Calvin College, with almost 4,000 students, is one of the nation's largest Christian colleges. Photo via fb.com
In response to declining enrollment, a local college is offering retirement buyouts to faculty and staff.
Calvin College President Michael Le Roy said on Feb. 17 the college will offer a one-time “voluntary retirement incentive program” to faculty and staff members who are 60 or older and have worked at the college in a half-time or greater role for at least 10 years.
The move allows those who accept the incentive to retire with one week of pay for each year of service, with a minimum of 26 weeks.
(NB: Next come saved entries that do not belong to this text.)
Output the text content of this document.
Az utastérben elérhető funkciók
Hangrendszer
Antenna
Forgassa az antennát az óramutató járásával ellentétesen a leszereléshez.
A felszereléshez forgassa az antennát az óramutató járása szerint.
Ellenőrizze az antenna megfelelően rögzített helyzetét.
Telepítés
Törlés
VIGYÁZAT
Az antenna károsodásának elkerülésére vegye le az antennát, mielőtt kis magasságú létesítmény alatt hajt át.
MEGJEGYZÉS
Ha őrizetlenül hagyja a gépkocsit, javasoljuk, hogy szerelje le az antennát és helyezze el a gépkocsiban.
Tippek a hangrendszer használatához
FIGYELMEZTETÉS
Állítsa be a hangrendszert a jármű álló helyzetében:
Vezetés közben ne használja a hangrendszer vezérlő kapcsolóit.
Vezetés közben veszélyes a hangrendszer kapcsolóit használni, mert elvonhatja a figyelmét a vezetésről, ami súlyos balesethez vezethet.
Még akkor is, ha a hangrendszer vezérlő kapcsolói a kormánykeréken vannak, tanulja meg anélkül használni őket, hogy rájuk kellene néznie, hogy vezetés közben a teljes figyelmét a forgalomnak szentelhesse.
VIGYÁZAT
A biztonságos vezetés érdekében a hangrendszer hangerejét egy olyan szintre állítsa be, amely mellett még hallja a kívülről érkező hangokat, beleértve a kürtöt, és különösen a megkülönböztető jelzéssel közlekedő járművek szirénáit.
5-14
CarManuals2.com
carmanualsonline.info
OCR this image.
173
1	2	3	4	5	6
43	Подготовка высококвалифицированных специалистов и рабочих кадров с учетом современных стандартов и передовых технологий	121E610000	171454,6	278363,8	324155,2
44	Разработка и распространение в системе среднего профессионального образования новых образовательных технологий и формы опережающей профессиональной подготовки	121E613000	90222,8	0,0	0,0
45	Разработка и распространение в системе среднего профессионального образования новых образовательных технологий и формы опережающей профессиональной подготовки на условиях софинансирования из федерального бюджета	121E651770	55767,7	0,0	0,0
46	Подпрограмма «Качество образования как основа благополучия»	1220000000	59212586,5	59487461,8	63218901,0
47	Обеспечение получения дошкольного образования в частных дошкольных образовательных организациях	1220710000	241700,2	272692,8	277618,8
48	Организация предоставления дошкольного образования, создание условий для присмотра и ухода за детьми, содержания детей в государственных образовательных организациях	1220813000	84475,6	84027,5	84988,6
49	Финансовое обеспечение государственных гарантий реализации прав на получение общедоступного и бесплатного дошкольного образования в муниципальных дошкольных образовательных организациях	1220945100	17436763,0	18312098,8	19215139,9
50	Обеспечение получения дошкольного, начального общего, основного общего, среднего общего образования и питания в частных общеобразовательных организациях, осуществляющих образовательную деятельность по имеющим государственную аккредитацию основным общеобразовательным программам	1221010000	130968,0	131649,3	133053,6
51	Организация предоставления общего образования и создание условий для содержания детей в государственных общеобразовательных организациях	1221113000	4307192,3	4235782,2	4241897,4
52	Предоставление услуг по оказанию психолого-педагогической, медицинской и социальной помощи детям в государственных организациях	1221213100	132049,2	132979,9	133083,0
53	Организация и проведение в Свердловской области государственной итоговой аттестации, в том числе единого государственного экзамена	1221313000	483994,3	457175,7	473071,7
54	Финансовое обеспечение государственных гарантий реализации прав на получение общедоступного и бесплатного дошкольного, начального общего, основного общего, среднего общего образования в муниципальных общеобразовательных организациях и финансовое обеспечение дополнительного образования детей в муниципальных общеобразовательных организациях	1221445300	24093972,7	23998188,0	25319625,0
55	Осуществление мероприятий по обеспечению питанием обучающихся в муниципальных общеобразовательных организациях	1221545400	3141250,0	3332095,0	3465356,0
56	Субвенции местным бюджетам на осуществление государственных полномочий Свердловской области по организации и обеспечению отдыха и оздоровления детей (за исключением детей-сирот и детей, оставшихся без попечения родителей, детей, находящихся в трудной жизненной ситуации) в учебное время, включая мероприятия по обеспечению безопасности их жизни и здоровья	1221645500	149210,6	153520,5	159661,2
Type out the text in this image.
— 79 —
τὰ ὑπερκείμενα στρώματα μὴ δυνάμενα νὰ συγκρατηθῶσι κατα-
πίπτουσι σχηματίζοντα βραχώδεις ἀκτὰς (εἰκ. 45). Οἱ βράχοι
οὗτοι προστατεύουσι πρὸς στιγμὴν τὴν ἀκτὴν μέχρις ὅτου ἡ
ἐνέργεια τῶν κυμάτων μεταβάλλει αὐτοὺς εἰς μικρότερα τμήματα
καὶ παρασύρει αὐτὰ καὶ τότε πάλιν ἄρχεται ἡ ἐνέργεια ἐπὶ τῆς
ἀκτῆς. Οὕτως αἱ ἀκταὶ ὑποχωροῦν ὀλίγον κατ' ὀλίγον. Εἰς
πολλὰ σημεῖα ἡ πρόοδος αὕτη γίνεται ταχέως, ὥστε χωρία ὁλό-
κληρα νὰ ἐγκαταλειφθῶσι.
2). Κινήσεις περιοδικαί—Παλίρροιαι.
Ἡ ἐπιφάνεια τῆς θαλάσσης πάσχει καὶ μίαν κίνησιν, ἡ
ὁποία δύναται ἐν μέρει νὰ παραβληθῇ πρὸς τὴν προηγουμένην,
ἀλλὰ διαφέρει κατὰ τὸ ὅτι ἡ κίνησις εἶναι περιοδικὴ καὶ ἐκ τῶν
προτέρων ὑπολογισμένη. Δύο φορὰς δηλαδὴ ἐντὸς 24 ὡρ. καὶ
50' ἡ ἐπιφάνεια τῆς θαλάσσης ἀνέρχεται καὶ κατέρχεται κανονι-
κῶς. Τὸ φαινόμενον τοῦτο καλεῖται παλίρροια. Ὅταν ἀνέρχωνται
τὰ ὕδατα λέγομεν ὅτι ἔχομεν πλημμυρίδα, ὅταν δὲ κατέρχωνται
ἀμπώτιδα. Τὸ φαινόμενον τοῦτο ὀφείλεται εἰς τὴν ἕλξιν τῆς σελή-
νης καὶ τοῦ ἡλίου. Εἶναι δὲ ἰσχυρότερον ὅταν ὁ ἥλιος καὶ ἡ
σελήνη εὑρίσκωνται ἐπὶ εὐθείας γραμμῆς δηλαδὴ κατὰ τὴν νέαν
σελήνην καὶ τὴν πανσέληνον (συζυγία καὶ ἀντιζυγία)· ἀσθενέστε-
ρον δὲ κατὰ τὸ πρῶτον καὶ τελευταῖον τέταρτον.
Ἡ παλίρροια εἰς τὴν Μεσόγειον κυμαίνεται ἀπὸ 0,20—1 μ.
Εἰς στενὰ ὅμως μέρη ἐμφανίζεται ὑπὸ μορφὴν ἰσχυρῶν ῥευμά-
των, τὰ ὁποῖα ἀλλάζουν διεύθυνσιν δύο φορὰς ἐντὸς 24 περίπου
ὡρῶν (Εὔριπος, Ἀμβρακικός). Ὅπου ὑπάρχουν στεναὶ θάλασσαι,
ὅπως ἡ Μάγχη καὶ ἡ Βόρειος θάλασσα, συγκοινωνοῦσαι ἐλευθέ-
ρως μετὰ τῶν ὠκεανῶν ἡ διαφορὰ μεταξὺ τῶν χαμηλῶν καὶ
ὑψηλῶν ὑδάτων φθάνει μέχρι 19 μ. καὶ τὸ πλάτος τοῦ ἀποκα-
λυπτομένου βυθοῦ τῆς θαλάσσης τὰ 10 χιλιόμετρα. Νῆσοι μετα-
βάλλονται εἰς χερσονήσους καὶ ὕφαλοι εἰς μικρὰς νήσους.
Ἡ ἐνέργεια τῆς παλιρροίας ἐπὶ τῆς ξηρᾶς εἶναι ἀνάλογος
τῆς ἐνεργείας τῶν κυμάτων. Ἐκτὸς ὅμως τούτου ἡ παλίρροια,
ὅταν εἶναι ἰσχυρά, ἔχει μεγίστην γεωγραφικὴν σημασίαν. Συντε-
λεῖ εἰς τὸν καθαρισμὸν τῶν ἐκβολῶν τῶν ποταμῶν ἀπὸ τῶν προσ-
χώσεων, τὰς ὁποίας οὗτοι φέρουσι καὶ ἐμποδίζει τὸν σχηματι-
In other words, those who have worked at Calvin for 10 years would receive 26 weeks of pay, and those who have worked at Calvin for 30 years would collect 30 weeks of pay.
Additionally, those who take the buyout may enroll in the retiree health plan, if eligible, and will retain tuition remission benefits for their dependent children.
Le Roy said in a letter to staff and faculty that through these incentives, Calvin intends “to respect the significant contributions to the college that have been made by the prospective program participants.”
So far, the response from faculty and staff has been positive, according to Todd Hubers, VP of people, strategy and technology, Calvin College.
“We have received positive feedback from employees, so we are hopeful it will be a good strategy for the college and for faculty and staff,” Hubers said.
Staff members who take the buyout will retire on June 30. To give the college time to secure their replacements, faculty members who choose retirement will continue to teach through the 2017-18 academic year and retire by Aug. 31, 2018.
According to an article in Calvin’s student newspaper, Chimes, Provost Cheryl Brandsen said Calvin aims to reduce the number of staff members, but the college will replace faculty members who take the incentive and assign the new hires to the academic area with the “greatest need.”
She indicated the college will reduce faculty costs by hiring assistant professors to replace full professors.
Le Roy said in the letter the program will “potentially reduce the number of future involuntary staffing reductions.”
Hubers said the school doesn’t have a minimum threshold of retirees in mind for the program. However, it does aim to reduce personnel costs, which comprise 50 to 60 percent of the college’s budget.
“As enrollment has decreased the last three years, the budget has gotten tighter, and we’re at a point where we need more budget flexibility,” Hubers said.
Freshmen enrollment numbers have declined over the past several years. In 2013, about 1,000 first-time students enrolled at Calvin. By 2016, that number dropped to 910.
Hubers said the college is planning for about 910 first-time students in 2017-18, plus about 75 transfer students.
“The demographic trend in the Midwest is a number of private and four-year colleges are experiencing this enrollment shift, because there aren’t as many 18-year-olds due to a population decline in the state of Michigan,” Hubers said.